In January 2011, the World Health Organization’s (WHO) directorgeneral (DG), Margaret Chan, announced that the organization faced a US$300 million shortfall in its 2012-13 budget.1 In February 2013, at an Executive Board meeting in Geneva, the European Union delegation questioned a change to the budget formula, and in response the DG allegedly opined, “The bottom line is, the [state] membership does not trust the Secretariat.”2 This is a curious statement of immense importance for the current reform debate concerning WHO, but it has been relatively overlooked to date. Why do states not trust the secretariat?

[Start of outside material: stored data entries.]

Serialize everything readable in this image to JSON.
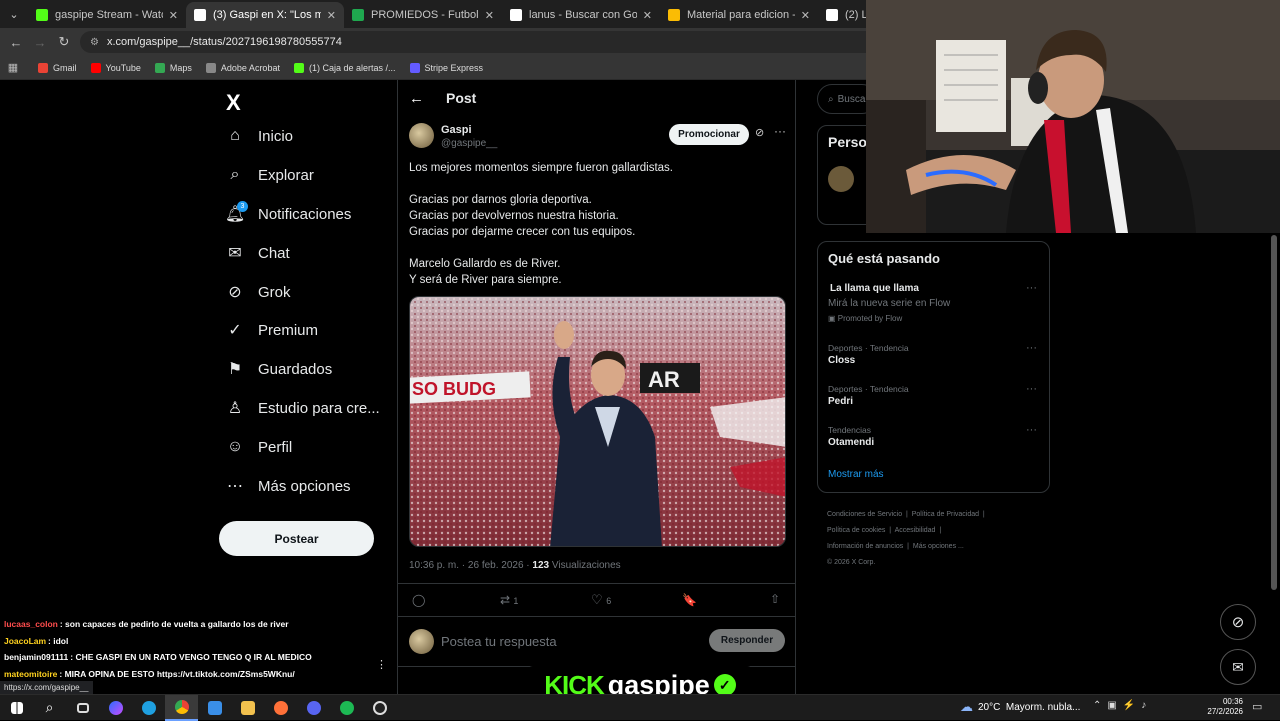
{
  "browser": {
    "tabs": [
      {
        "title": "gaspipe Stream - Watch Live on",
        "favicon": "kick-icon",
        "color": "#53fc18",
        "active": false
      },
      {
        "title": "(3) Gaspi en X: \"Los mejores mo",
        "favicon": "x-icon",
        "color": "#ffffff",
        "active": true
      },
      {
        "title": "PROMIEDOS - Futbol Argentino",
        "favicon": "promiedos-icon",
        "color": "#1fa84f",
        "active": false
      },
      {
        "title": "lanus - Buscar con Google",
        "favicon": "google-icon",
        "color": "#ffffff",
        "active": false
      },
      {
        "title": "Material para edicion - Google",
        "favicon": "drive-icon",
        "color": "#fbbc04",
        "active": false
      },
      {
        "title": "(2) LAN",
        "favicon": "x-icon",
        "color": "#ffffff",
        "active": false
      }
    ],
    "url": "x.com/gaspipe__/status/2027196198780555774",
    "bookmarks": [
      {
        "label": "Gmail",
        "color": "#ea4335"
      },
      {
        "label": "YouTube",
        "color": "#ff0000"
      },
      {
        "label": "Maps",
        "color": "#34a853"
      },
      {
        "label": "Adobe Acrobat",
        "color": "#888888"
      },
      {
        "label": "(1) Caja de alertas /...",
        "color": "#53fc18"
      },
      {
        "label": "Stripe Express",
        "color": "#635bff"
      }
    ]
  },
  "sidebar": {
    "logo": "X",
    "items": [
      {
        "label": "Inicio",
        "icon": "home-icon"
      },
      {
        "label": "Explorar",
        "icon": "search-icon"
      },
      {
        "label": "Notificaciones",
        "icon": "bell-icon",
        "badge": "3"
      },
      {
        "label": "Chat",
        "icon": "mail-icon"
      },
      {
        "label": "Grok",
        "icon": "grok-icon"
      },
      {
        "label": "Premium",
        "icon": "verified-icon"
      },
      {
        "label": "Guardados",
        "icon": "bookmark-icon"
      },
      {
        "label": "Estudio para cre...",
        "icon": "studio-icon"
      },
      {
        "label": "Perfil",
        "icon": "person-icon"
      },
      {
        "label": "Más opciones",
        "icon": "more-circle-icon"
      }
    ],
    "post_button": "Postear"
  },
  "post": {
    "header_title": "Post",
    "author_name": "Gaspi",
    "author_handle": "@gaspipe__",
    "promote_label": "Promocionar",
    "lines": [
      "Los mejores momentos siempre fueron gallardistas.",
      "Gracias por darnos gloria deportiva.",
      "Gracias por devolvernos nuestra historia.",
      "Gracias por dejarme crecer con tus equipos.",
      "Marcelo Gallardo es de River.",
      "Y será de River para siempre."
    ],
    "image_banner_text": "SO BUDG",
    "image_banner_text2": "AR",
    "timestamp": "10:36 p. m. · 26 feb. 2026 ·",
    "views_count": "123",
    "views_label": "Visualizaciones",
    "retweets": "1",
    "likes": "6",
    "reply_placeholder": "Postea tu respuesta",
    "reply_button": "Responder"
  },
  "right": {
    "search_placeholder": "Busca",
    "persons_title": "Perso",
    "trends_title": "Qué está pasando",
    "trends": [
      {
        "context": "",
        "title": "La llama que llama",
        "sub": "Mirá la nueva serie en Flow",
        "promo": "Promoted by Flow"
      },
      {
        "context": "Deportes · Tendencia",
        "title": "Closs"
      },
      {
        "context": "Deportes · Tendencia",
        "title": "Pedri"
      },
      {
        "context": "Tendencias",
        "title": "Otamendi"
      }
    ],
    "show_more": "Mostrar más",
    "footer_links": [
      "Condiciones de Servicio",
      "Política de Privacidad",
      "Política de cookies",
      "Accesibilidad",
      "Información de anuncios",
      "Más opciones ...",
      "© 2026 X Corp."
    ]
  },
  "chat": [
    {
      "user": "lucaas_colon",
      "color": "#ff4d4d",
      "msg": ": son capaces de pedirlo de vuelta a gallardo los de river"
    },
    {
      "user": "JoacoLam",
      "color": "#ffd21f",
      "msg": ": idol"
    },
    {
      "user": "benjamin091111",
      "color": "#ffffff",
      "msg": ": CHE GASPI EN UN RATO VENGO TENGO Q IR AL MEDICO"
    },
    {
      "user": "mateomitoire",
      "color": "#ffd21f",
      "msg": ": MIRA OPINA DE ESTO https://vt.tiktok.com/ZSms5WKnu/"
    }
  ],
  "status_url": "https://x.com/gaspipe__",
  "overlay_brand": {
    "kick": "KICK",
    "name": "gaspipe"
  },
  "taskbar": {
    "weather_temp": "20°C",
    "weather_desc": "Mayorm. nubla...",
    "time": "00:36",
    "date": "27/2/2026"
  }
}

Even if this is not the case, why do WHO staff feel they lack the trust of the member states, which entrusted them with the mandate to promote and seek “health for all”? In 2011, Chan created the WHO Task Force on Reform to undertake

an independent evaluation of the wider political, financial, and managerial challenges facing the organization. It identified four broad reform challenges: internal governance; finances; management; and asserting its leadership within global health governance.3 These reforms require the assent of the World Health Assembly (WHA), the legislative body of WHO, and, of course, member states’ financial support. In May 2012, the WHA provided preliminary consent to the task force and budgetary reform.4 It is anticipated that the specific reform recommendations of the task force will not be resolved for some time, however; as Chapter 6 in this volume suggests, the priorities will be program and priority setting, governance reform, and managerial reform.